The International Monetary Fund says Pakistan has asked it to help deal with its looming balance of payments crisis.
Talks on plans to strengthen Pakistan's economic stability would begin in the next few days, an IMF statement said.
It said Pakistan's difficulties were "a result of high food and fuel prices and the global financial crisis". The scale of financing had yet to be determined.
Pakistani officials had said they would only ask the IMF for money if other options failed.
Pakistan is going through its worst economic crisis in a decade, with massive trade and budget deficits, plunging foreign currency reserves and capital flight.
The growing strength of Islamic militants, demonstrated by a devastating attack on the Marriott hotel in Islamabad last month, is deterring many investors.

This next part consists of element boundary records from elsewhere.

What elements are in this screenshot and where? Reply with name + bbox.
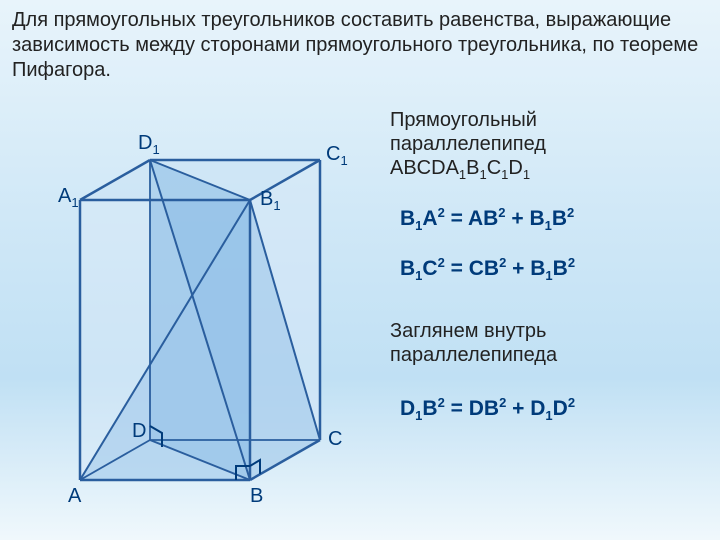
- task-content: Для прямоугольных треугольников составит…: [12, 9, 698, 81]
- label-D1: D1: [138, 132, 160, 157]
- label-D: D: [132, 420, 146, 443]
- parallelepiped-diagram: A B C D A1 B1 C1 D1: [50, 100, 360, 520]
- label-A1: A1: [58, 185, 79, 210]
- right-column: Прямоугольный параллелепипед ABCDA1B1C1D…: [390, 108, 700, 423]
- inside-text: Заглянем внутрь параллелепипеда: [390, 319, 700, 367]
- label-C: C: [328, 428, 342, 451]
- label-B1: B1: [260, 188, 281, 213]
- label-C1: C1: [326, 143, 348, 168]
- intro-text: Прямоугольный параллелепипед ABCDA1B1C1D…: [390, 108, 700, 183]
- label-B: B: [250, 485, 263, 508]
- equation-2: B1C2 = CB2 + B1B2: [400, 255, 700, 283]
- diagram-svg: [50, 100, 360, 520]
- task-text: Для прямоугольных треугольников составит…: [12, 8, 708, 83]
- equation-1: B1A2 = AB2 + B1B2: [400, 205, 700, 233]
- label-A: A: [68, 485, 81, 508]
- equation-3: D1B2 = DB2 + D1D2: [400, 395, 700, 423]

Its traditional allies, China and Saudi Arabia, have so far refused its request for help.
The BBC's Barbara Plett in Islamabad says an IMF programme to stop Pakistan defaulting on its debt obligations would be politically unpopular because of the strict conditions attached.
Emergency mechanism
"The Pakistani authorities have requested discussions with the IMF on an economic programme supported by financial assistance from the fund to meet the balance of payments difficulties the country is experiencing," IMF managing director Dominique Strauss-Kahn said in a statement.
"The amount of fund financing under a stand-by arrangement has yet to be determined. Financing could be made within framework of the fund's emergency financing mechanism."
There was no immediate response from Pakistani officials.
Although the Pakistani economy has recorded some quite robust growth in recent years, foreign exchange reserves have dropped by three quarters in the last year and it is believed there are sufficient funds for just a few weeks of imports.
On Tuesday, Shaukat Tarin, adviser to the Pakistani prime minister on economic affairs, said the country needed $10bn-$15bn of support from foreign lenders to avert a balance of payments crisis.
Officials believe that a "positive signal" from the IMF may encourage international financial institutions and others to release funds which are already in the pipeline.
But is unclear whether this money will be available over the next month to stop Pakistan defaulting.
The country also needs up to $3bn within a month to avoid defaulting on loans.
Stability fears
In addition to strains on the country's foreign currency reserves there is a deficit in its trade with the rest of the world, approaching 9% of national income this year.
A balance of payments crisis is a possibility, analysts say, which would result in importers struggling to pay for foreign goods, including oil imports from the Middle East.
Soaring inflation and chronic power outages are also affecting the country.
Observers say the economic crisis adds a new element of uncertainty to a country whose stability is of growing concern to the United States and its Western allies.